# Fostercarers Needed for Pedigree Cat Rescue {anywhere in th UK}



## kelly-joy (Oct 14, 2008)

We have an increasing number of Ragdolls and other breeds of pedigree cats who need to be removed from their home very quickly and in such cases we provide foster homes.
We are currently seeking very special people, to join our fostering team, who have the time, love and commitment to give to needy Ragdolls.
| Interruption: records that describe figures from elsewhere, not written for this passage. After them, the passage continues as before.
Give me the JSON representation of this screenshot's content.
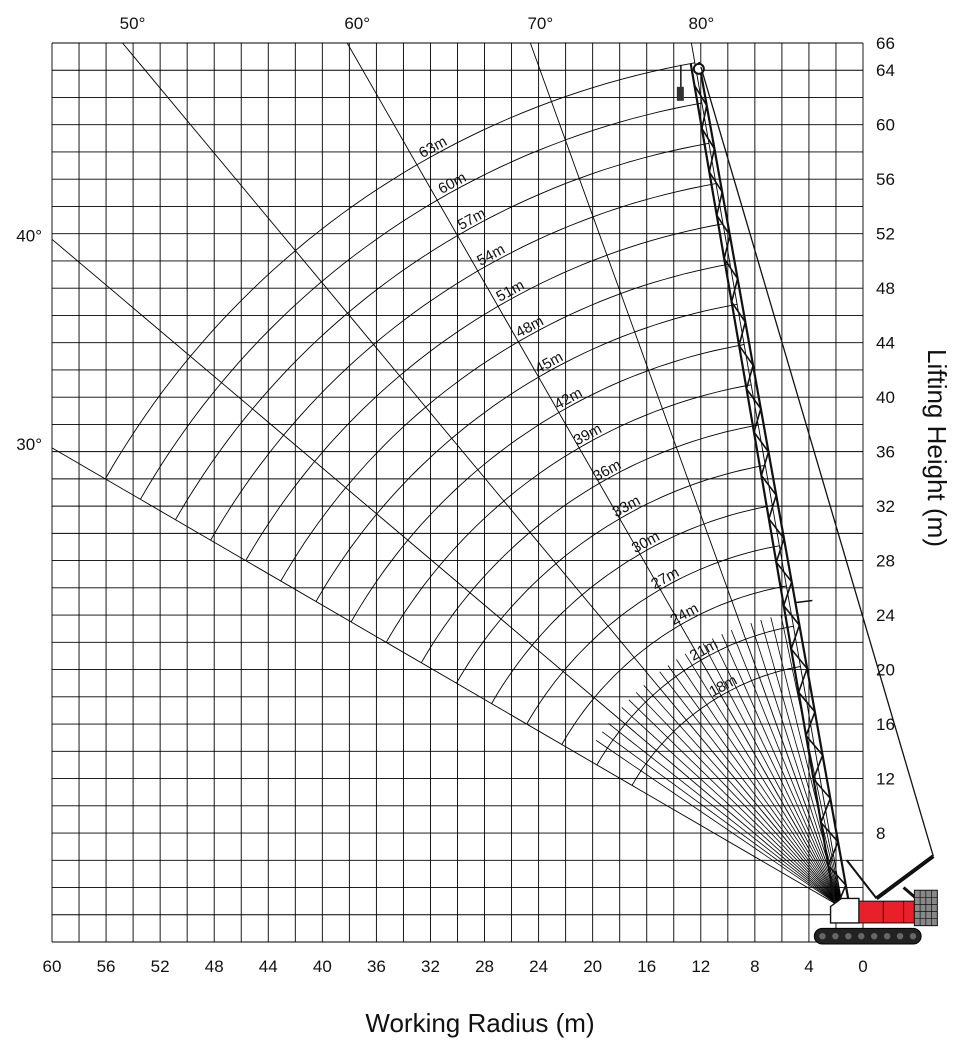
{
  "chart_data": {
    "type": "line",
    "title": "",
    "xlabel": "Working Radius (m)",
    "ylabel": "Lifting Height (m)",
    "xlim": [
      60,
      0
    ],
    "ylim": [
      0,
      66
    ],
    "grid": true,
    "x_ticks": [
      60,
      56,
      52,
      48,
      44,
      40,
      36,
      32,
      28,
      24,
      20,
      16,
      12,
      8,
      4,
      0
    ],
    "x_tick_labels": [
      "60",
      "56",
      "52",
      "48",
      "44",
      "40",
      "36",
      "32",
      "28",
      "24",
      "20",
      "16",
      "12",
      "8",
      "4",
      "0"
    ],
    "y_ticks": [
      8,
      12,
      16,
      20,
      24,
      28,
      32,
      36,
      40,
      44,
      48,
      52,
      56,
      60,
      64,
      66
    ],
    "y_tick_labels": [
      "8",
      "12",
      "16",
      "20",
      "24",
      "28",
      "32",
      "36",
      "40",
      "44",
      "48",
      "52",
      "56",
      "60",
      "64",
      "66"
    ],
    "boom_pivot": {
      "radius": 1.5,
      "height": 2.5
    },
    "boom_lengths": [
      {
        "label": "18m",
        "length": 18
      },
      {
        "label": "21m",
        "length": 21
      },
      {
        "label": "24m",
        "length": 24
      },
      {
        "label": "27m",
        "length": 27
      },
      {
        "label": "30m",
        "length": 30
      },
      {
        "label": "33m",
        "length": 33
      },
      {
        "label": "36m",
        "length": 36
      },
      {
        "label": "39m",
        "length": 39
      },
      {
        "label": "42m",
        "length": 42
      },
      {
        "label": "45m",
        "length": 45
      },
      {
        "label": "48m",
        "length": 48
      },
      {
        "label": "51m",
        "length": 51
      },
      {
        "label": "54m",
        "length": 54
      },
      {
        "label": "57m",
        "length": 57
      },
      {
        "label": "60m",
        "length": 60
      },
      {
        "label": "63m",
        "length": 63
      }
    ],
    "boom_angles": [
      {
        "label": "30°",
        "angle": 30
      },
      {
        "label": "40°",
        "angle": 40
      },
      {
        "label": "50°",
        "angle": 50
      },
      {
        "label": "60°",
        "angle": 60
      },
      {
        "label": "70°",
        "angle": 70
      },
      {
        "label": "80°",
        "angle": 80
      }
    ],
    "boom_angle_range": [
      30,
      80
    ],
    "crane_boom": {
      "length": 63,
      "angle": 80
    },
    "colors": {
      "grid": "#000000",
      "counterweight": "#e8202a",
      "lines": "#000000"
    }
  }
}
For more details please read our foster guide http://www.ukrcc.co.uk/Fostercarer.pdf and then, if you wish to register your interest, please print and complete our foster care application form http://www.ukrcc.co.uk/Foster carer Application.pdf Please send your completed form to the registered addresss detailed at the bottom of the of the application form.

Many Thanks


----------



## Purrrrfect (Sep 10, 2008)

The foster guide link doesnt work hunni.


----------



## kelly-joy (Oct 14, 2008)

thanks Hon I can't get on to the main site so there must be a problem. As soon as I can find out what's going on I will check both links to make sure they are right


----------



## Purrrrfect (Sep 10, 2008)

Ok hunni. I would love to foster Peds as you know i have Persians now.


----------



## kelly-joy (Oct 14, 2008)

The site is up and running again now and both links work. sorry to anyone who has tried getting on there today


----------